JF Ptak Science Books Quick Post
Edmund Ledger (1841-1914, 38-year Member Royal Astronomical Society, professor of astronomy at Gresham College, 1875-1914) asks an excellent question in his short article, “The Canals of Mars”, in the Scientific American Supplement of 1903 (#1434 June 27, 1903, p 22983-4). He quickly reviews some current thinking on Schiaparelli's canali and their reception as “canals”, made by Martians, and in his doubt asks the question: “Are they really there?”1
The canals had been questioned before of course, including by Ledger himself. Earlier in 1895 Ledger described one impossibility of the Seechi-named and employed-by- Schiaparelli canali as canals just in their sheer size: that in order for astronomers to observe the canals that they had to be at least 20 miles wide in addition to being thousands of miles long...a feat too great for anything to accomplish, something far beyond comprehension. (The Suez canal, completed not long before this, would have been nothing compared to the Martian works, being just about five times as long as the canali were thought to be wide. Also thinking no doubt would have been tempered in a bad way—like a poorly tempered anvil and its unpleasing response to being struck by a hammer—by the French failures in the decades that they squandered trying to build the 50-mile-long Panama Canal.)
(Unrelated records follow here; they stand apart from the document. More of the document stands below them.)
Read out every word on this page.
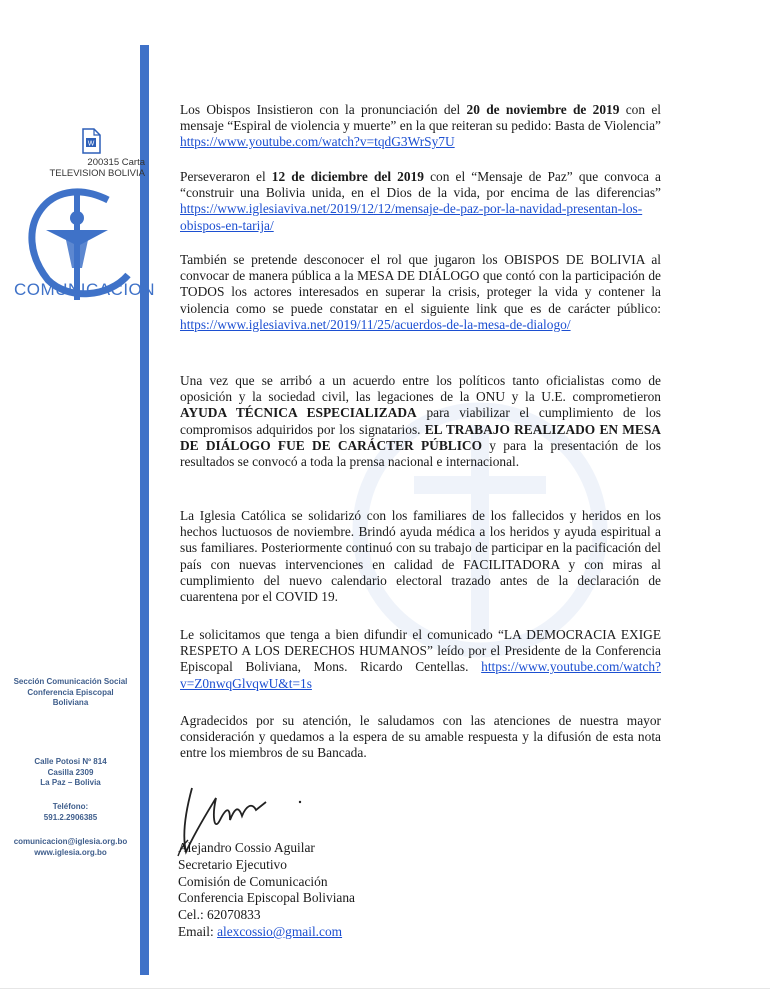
W
200315 Carta
TELEVISION BOLIVIA
COMUNICACION
Sección Comunicación Social
Conferencia Episcopal
Boliviana
Calle Potosi Nº 814
Casilla 2309
La Paz – Bolivia
Teléfono:
591.2.2906385
comunicacion@iglesia.org.bo
www.iglesia.org.bo

Los Obispos Insistieron con la pronunciación del 20 de noviembre de 2019 con el mensaje “Espiral de violencia y muerte” en la que reiteran su pedido: Basta de Violencia” https://www.youtube.com/watch?v=tqdG3WrSy7U

Perseveraron el 12 de diciembre del 2019 con el “Mensaje de Paz” que convoca a “construir una Bolivia unida, en el Dios de la vida, por encima de las diferencias” https://www.iglesiaviva.net/2019/12/12/mensaje-de-paz-por-la-navidad-presentan-los-obispos-en-tarija/

También se pretende desconocer el rol que jugaron los OBISPOS DE BOLIVIA al convocar de manera pública a la MESA DE DIÁLOGO que contó con la participación de TODOS los actores interesados en superar la crisis, proteger la vida y contener la violencia como se puede constatar en el siguiente link que es de carácter público: https://www.iglesiaviva.net/2019/11/25/acuerdos-de-la-mesa-de-dialogo/

Una vez que se arribó a un acuerdo entre los políticos tanto oficialistas como de oposición y la sociedad civil, las legaciones de la ONU y la U.E. comprometieron AYUDA TÉCNICA ESPECIALIZADA para viabilizar el cumplimiento de los compromisos adquiridos por los signatarios. EL TRABAJO REALIZADO EN MESA DE DIÁLOGO FUE DE CARÁCTER PÚBLICO y para la presentación de los resultados se convocó a toda la prensa nacional e internacional.

La Iglesia Católica se solidarizó con los familiares de los fallecidos y heridos en los hechos luctuosos de noviembre. Brindó ayuda médica a los heridos y ayuda espiritual a sus familiares. Posteriormente continuó con su trabajo de participar en la pacificación del país con nuevas intervenciones en calidad de FACILITADORA y con miras al cumplimiento del nuevo calendario electoral trazado antes de la declaración de cuarentena por el COVID 19.

Le solicitamos que tenga a bien difundir el comunicado “LA DEMOCRACIA EXIGE RESPETO A LOS DERECHOS HUMANOS” leído por el Presidente de la Conferencia Episcopal Boliviana, Mons. Ricardo Centellas. https://www.youtube.com/watch?v=Z0nwqGlvqwU&t=1s

Agradecidos por su atención, le saludamos con las atenciones de nuestra mayor consideración y quedamos a la espera de su amable respuesta y la difusión de esta nota entre los miembros de su Bancada.

Alejandro Cossio Aguilar
Secretario Ejecutivo
Comisión de Comunicación
Conferencia Episcopal Boliviana
Cel.: 62070833
Email: alexcossio@gmail.com
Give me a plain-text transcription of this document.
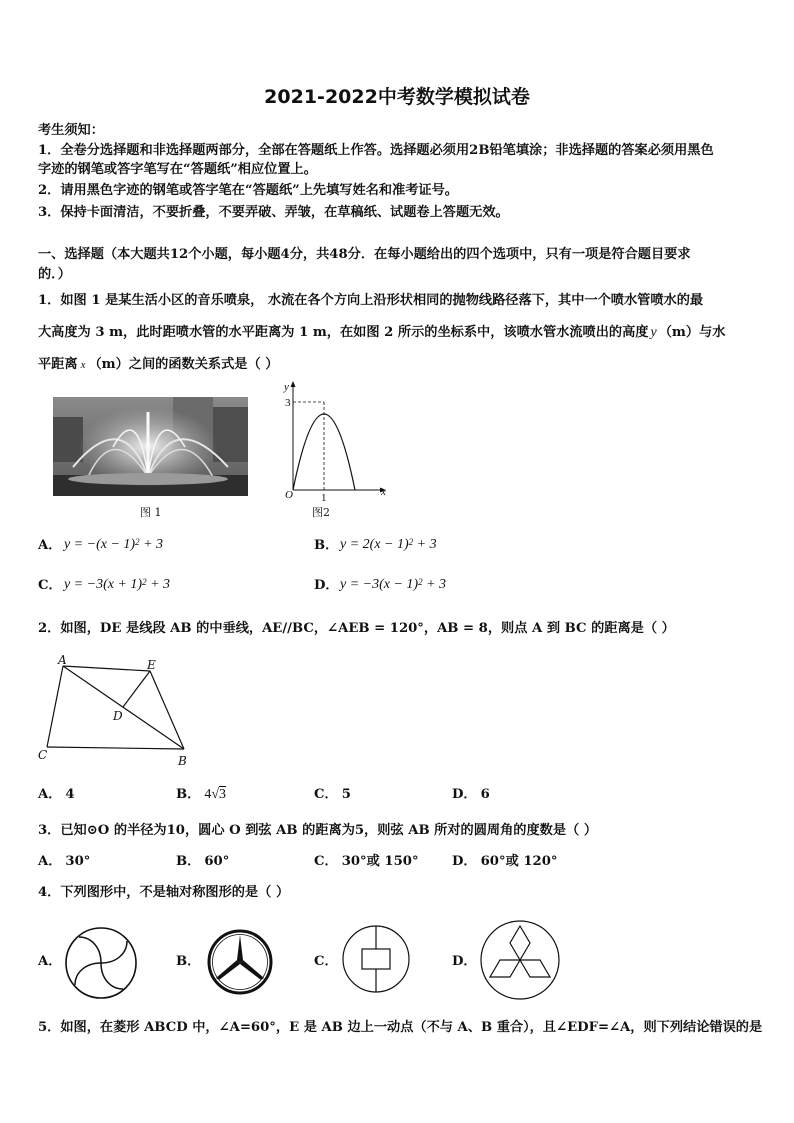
2021-2022中考数学模拟试卷
考生须知：
1．全卷分选择题和非选择题两部分，全部在答题纸上作答。选择题必须用2B铅笔填涂；非选择题的答案必须用黑色
字迹的钢笔或答字笔写在“答题纸”相应位置上。
2．请用黑色字迹的钢笔或答字笔在“答题纸”上先填写姓名和准考证号。
3．保持卡面清洁，不要折叠，不要弄破、弄皱，在草稿纸、试题卷上答题无效。
一、选择题（本大题共12个小题，每小题4分，共48分．在每小题给出的四个选项中，只有一项是符合题目要求
的．）
1．如图 1 是某生活小区的音乐喷泉， 水流在各个方向上沿形状相同的抛物线路径落下，其中一个喷水管喷水的最
大高度为 3 m，此时距喷水管的水平距离为 1 m，在如图 2 所示的坐标系中，该喷水管水流喷出的高度 y （m）与水
平距离 x （m）之间的函数关系式是（ ）
图 1
y
x
O
3
1
图2
A． $y = -(x - 1)^2 + 3$	B． $y = 2(x - 1)^2 + 3$
C． $y = -3(x + 1)^2 + 3$	D． $y = -3(x - 1)^2 + 3$
2．如图，DE 是线段 AB 的中垂线，AE//BC，∠AEB = 120°，AB = 8，则点 A 到 BC 的距离是（ ）
A	E
D
C	B
A． 4	B． 4√3	C． 5	D． 6
3．已知⊙O 的半径为10，圆心 O 到弦 AB 的距离为5，则弦 AB 所对的圆周角的度数是（ ）
A． 30°	B． 60°	C． 30°或 150°	D． 60°或 120°
4．下列图形中，不是轴对称图形的是（ ）
A．	B．	C．	D．
5．如图，在菱形 ABCD 中，∠A=60°，E 是 AB 边上一动点（不与 A、B 重合），且∠EDF=∠A，则下列结论错误的是
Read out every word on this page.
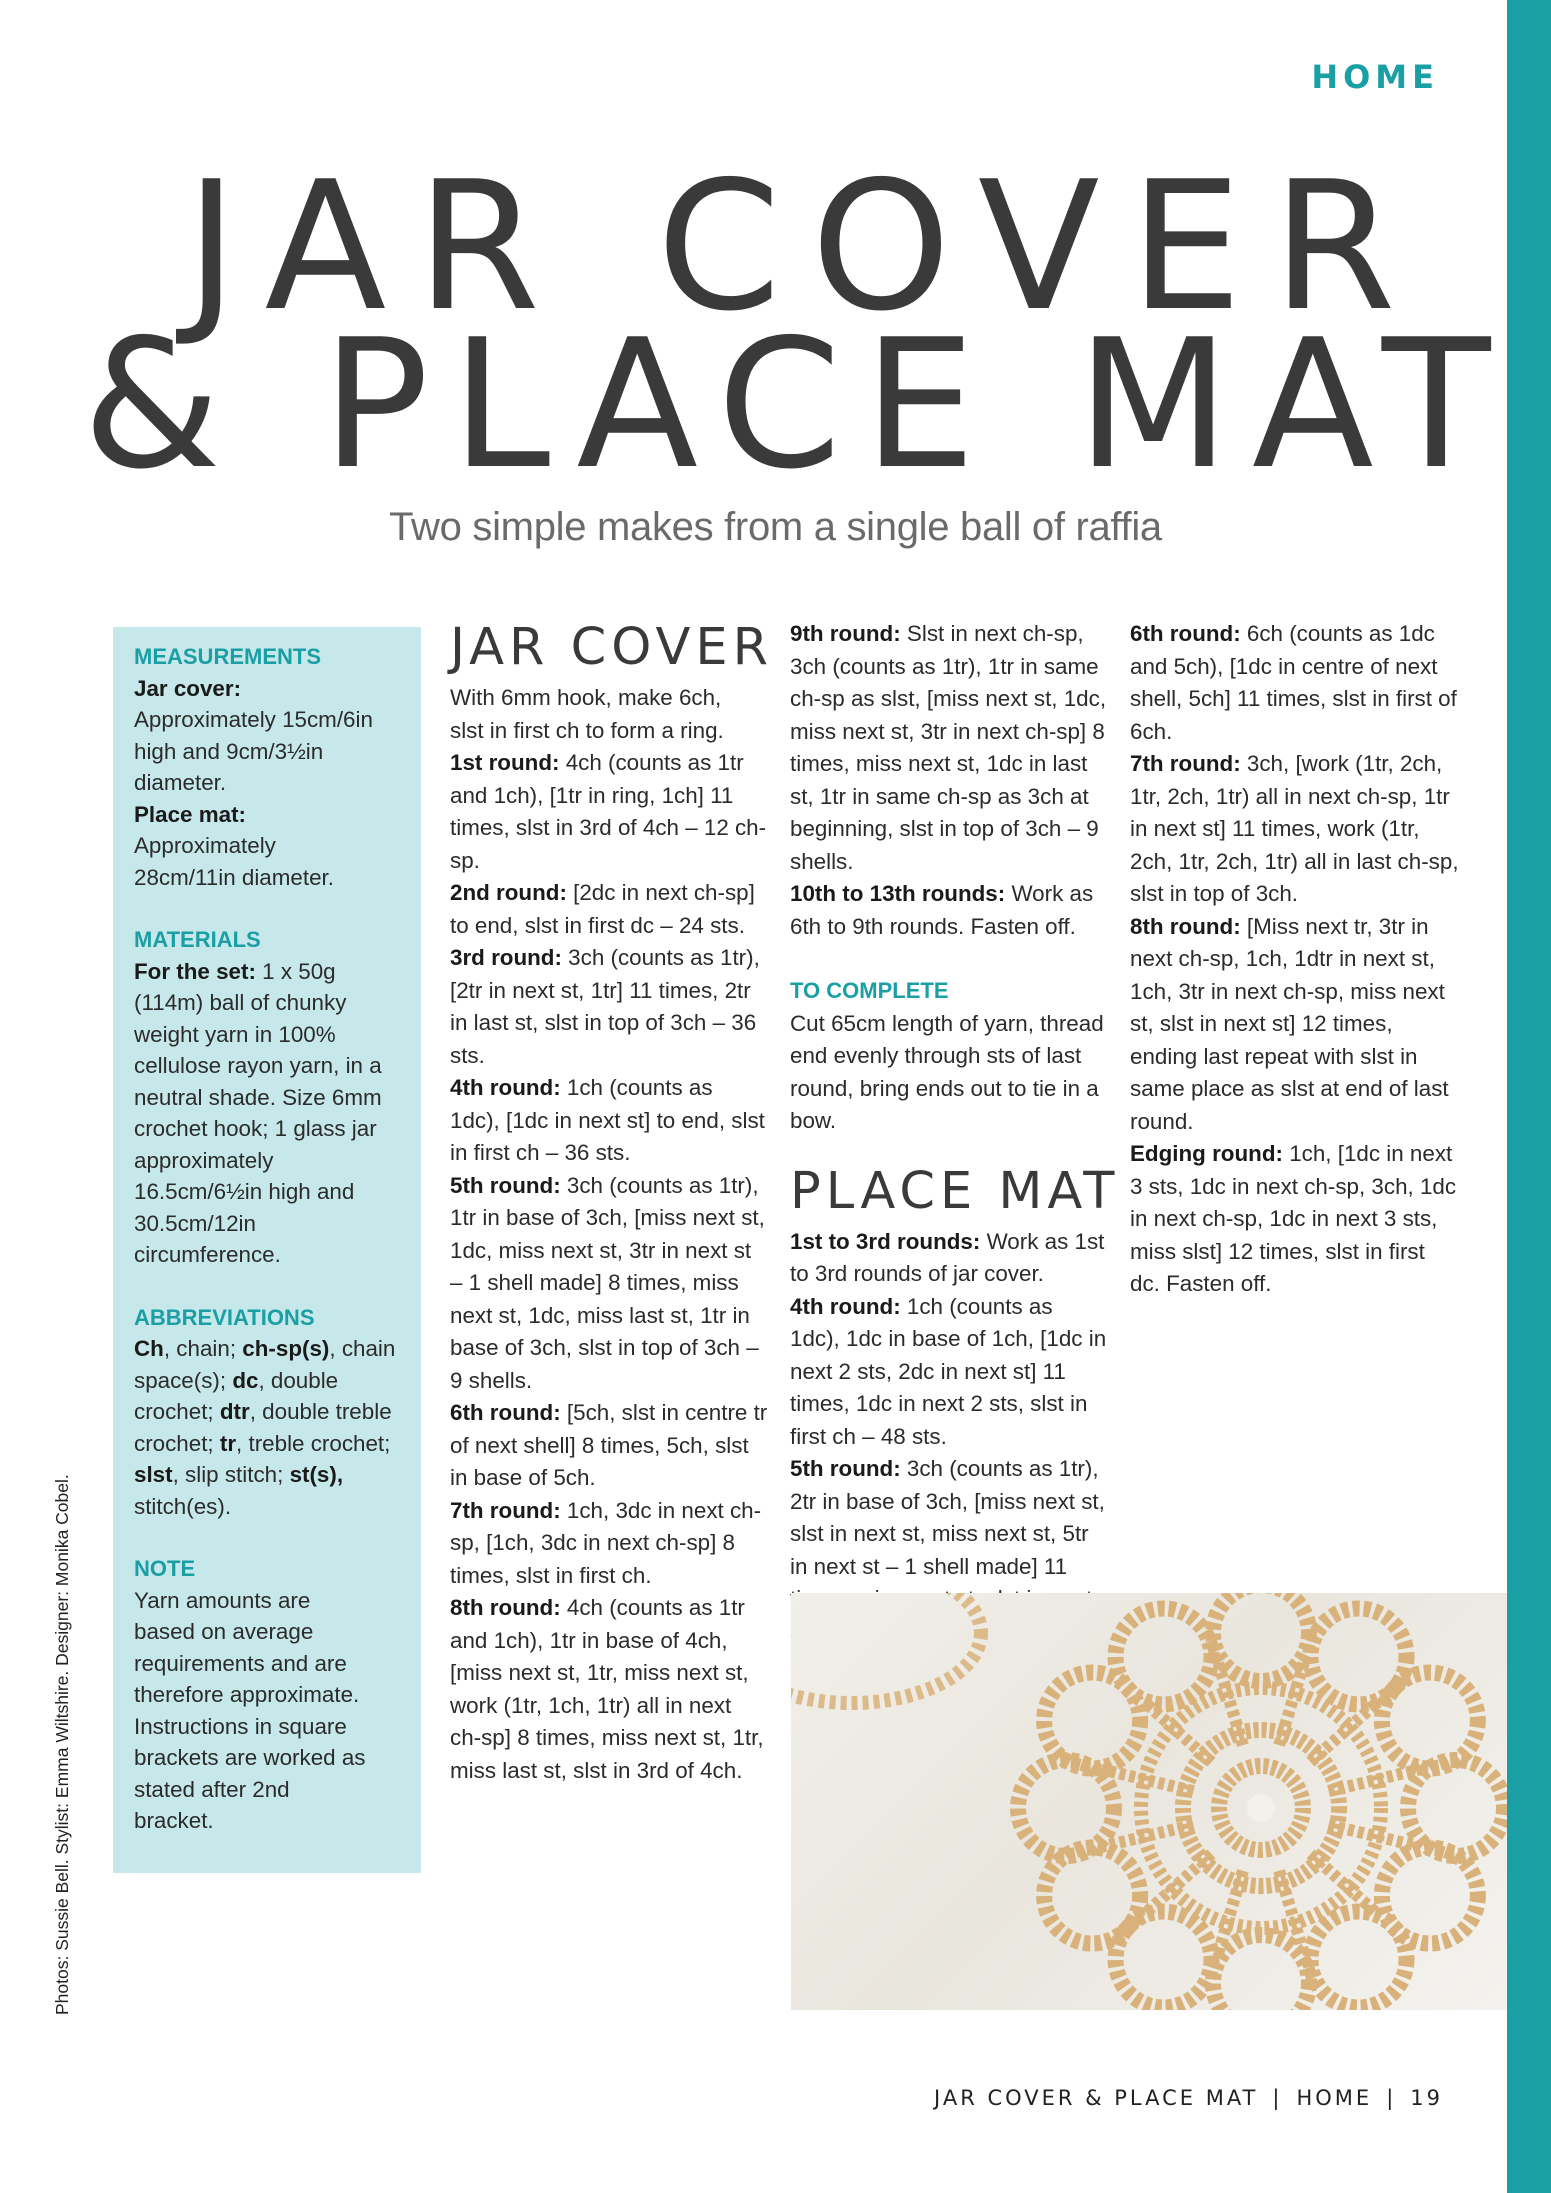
HOME
JAR COVER
& PLACE MAT
Two simple makes from a single ball of raffia

MEASUREMENTS

Jar cover:

Approximately 15cm/6in high and 9cm/3½in diameter.

Place mat:

Approximately 28cm/11in diameter.

MATERIALS

For the set: 1 x 50g (114m) ball of chunky weight yarn in 100% cellulose rayon yarn, in a neutral shade. Size 6mm crochet hook; 1 glass jar approximately 16.5cm/6½in high and 30.5cm/12in circumference.

ABBREVIATIONS

Ch, chain; ch-sp(s), chain space(s); dc, double crochet; dtr, double treble crochet; tr, treble crochet; slst, slip stitch; st(s), stitch(es).

NOTE

Yarn amounts are based on average requirements and are therefore approximate. Instructions in square brackets are worked as stated after 2nd bracket.

JAR COVER

With 6mm hook, make 6ch, slst in first ch to form a ring.

1st round: 4ch (counts as 1tr and 1ch), [1tr in ring, 1ch] 11 times, slst in 3rd of 4ch – 12 ch-sp.

2nd round: [2dc in next ch-sp] to end, slst in first dc – 24 sts.

3rd round: 3ch (counts as 1tr), [2tr in next st, 1tr] 11 times, 2tr in last st, slst in top of 3ch – 36 sts.

4th round: 1ch (counts as 1dc), [1dc in next st] to end, slst in first ch – 36 sts.

5th round: 3ch (counts as 1tr), 1tr in base of 3ch, [miss next st, 1dc, miss next st, 3tr in next st – 1 shell made] 8 times, miss next st, 1dc, miss last st, 1tr in base of 3ch, slst in top of 3ch – 9 shells.

6th round: [5ch, slst in centre tr of next shell] 8 times, 5ch, slst in base of 5ch.

7th round: 1ch, 3dc in next ch-sp, [1ch, 3dc in next ch-sp] 8 times, slst in first ch.

8th round: 4ch (counts as 1tr and 1ch), 1tr in base of 4ch, [miss next st, 1tr, miss next st, work (1tr, 1ch, 1tr) all in next ch-sp] 8 times, miss next st, 1tr, miss last st, slst in 3rd of 4ch.

9th round: Slst in next ch-sp, 3ch (counts as 1tr), 1tr in same ch-sp as slst, [miss next st, 1dc, miss next st, 3tr in next ch-sp] 8 times, miss next st, 1dc in last st, 1tr in same ch-sp as 3ch at beginning, slst in top of 3ch – 9 shells.

10th to 13th rounds: Work as 6th to 9th rounds. Fasten off.

TO COMPLETE

Cut 65cm length of yarn, thread end evenly through sts of last round, bring ends out to tie in a bow.

PLACE MAT

1st to 3rd rounds: Work as 1st to 3rd rounds of jar cover.

4th round: 1ch (counts as 1dc), 1dc in base of 1ch, [1dc in next 2 sts, 2dc in next st] 11 times, 1dc in next 2 sts, slst in first ch – 48 sts.

5th round: 3ch (counts as 1tr), 2tr in base of 3ch, [miss next st, slst in next st, miss next st, 5tr in next st – 1 shell made] 11

6th round: 6ch (counts as 1dc and 5ch), [1dc in centre of next shell, 5ch] 11 times, slst in first of 6ch.

7th round: 3ch, [work (1tr, 2ch, 1tr, 2ch, 1tr) all in next ch-sp, 1tr in next st] 11 times, work (1tr, 2ch, 1tr, 2ch, 1tr) all in last ch-sp, slst in top of 3ch.

8th round: [Miss next tr, 3tr in next ch-sp, 1ch, 1dtr in next st, 1ch, 3tr in next ch-sp, miss next st, slst in next st] 12 times, ending last repeat with slst in same place as slst at end of last round.

Edging round: 1ch, [1dc in next 3 sts, 1dc in next ch-sp, 3ch, 1dc in next ch-sp, 1dc in next 3 sts, miss slst] 12 times, slst in first dc. Fasten off.

Photos: Sussie Bell. Stylist: Emma Wiltshire. Designer: Monika Cobel.
JAR COVER & PLACE MAT | HOME | 19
In the next year, in the article “Are the Canals of Mars Illusions?” in Scientific American (12 March 1904 issue), the imagery of the “created image” is continued. In this article the work of Mr. E. W. Maunder and E. M. Antoniadi is described as is their evocative and poetic conclusions about the “Martian Canal system...figured by Schiaparelli and others” being “largely an illusion”, discussing the possibility that the canals were “cerebral images”. There wouldn't be a true "first" photograph of the canals until Carl O. Lampland's successes in the summer of 1905--they indeed proved the existence of canals of some sort, but the work by Lowell's assistant although good enough to prove that something was indeed there they were not good enough to prove Lowell's point, though they were still used as confirmation of the theories in spite of their failings. As a matter of fact the British Astronomical Society adopted the position in their 1906 annual meeting that the Lampland photos served as the confirmation that Lowell had been seeking. It would be the Frenchman Antoniadi who would in 1909-1910 put the final blow to Lowell's ideas of a creative intelligence being the primum mobili of the canals through a series of painstakingly-made photos of the planet with Europe's largest telescope, at Meudon. They revealed that the canals as hard geometric forms had indeed been a sort of optical illusion, and that the new photos showed them in their true and far more complex existence.
Notes:
- Even at this early date in the issue of Life-on-Mars there was a fair amount of information disseminated to the general scientific periodicals like the Scientific American. For example, as early as 1873 the question is asked "The Planet Mars—Is it Inhabited?" (Scientific American 29, 210-210, 4 October 1873); along with "Another World Inhabited like our Own" (Supplement 7, 2787-2788 10 May 1879); and "Signaling to the Planets" by Robert S. Ball, Supplement 32, 13106-13107, 19 September 1891). Then of course came the full-court press of Percival Lowell, seeing his first effort to Scientific American Supplement in "Mars" , (vol 38, 15724-15724. 10 November 1894); with the idea of constructed canals and vegetation visited in "Artificial Imitation of the Germination of the Canals of Mars", (Supplement 35, 14361-14362, 25 March 1893); and "The Circulation of Water in the Atmosphere of Mars" by Camille Flammarion (Supplement 39, 16112-16112, 27 April 1895). And so on. Perhaps I like the Ledger question so much because it is so clear and direct. Overall in nearly all of these articles that I have seen in the SciAm very very few supported the Lowell theories outside of Lowell himself.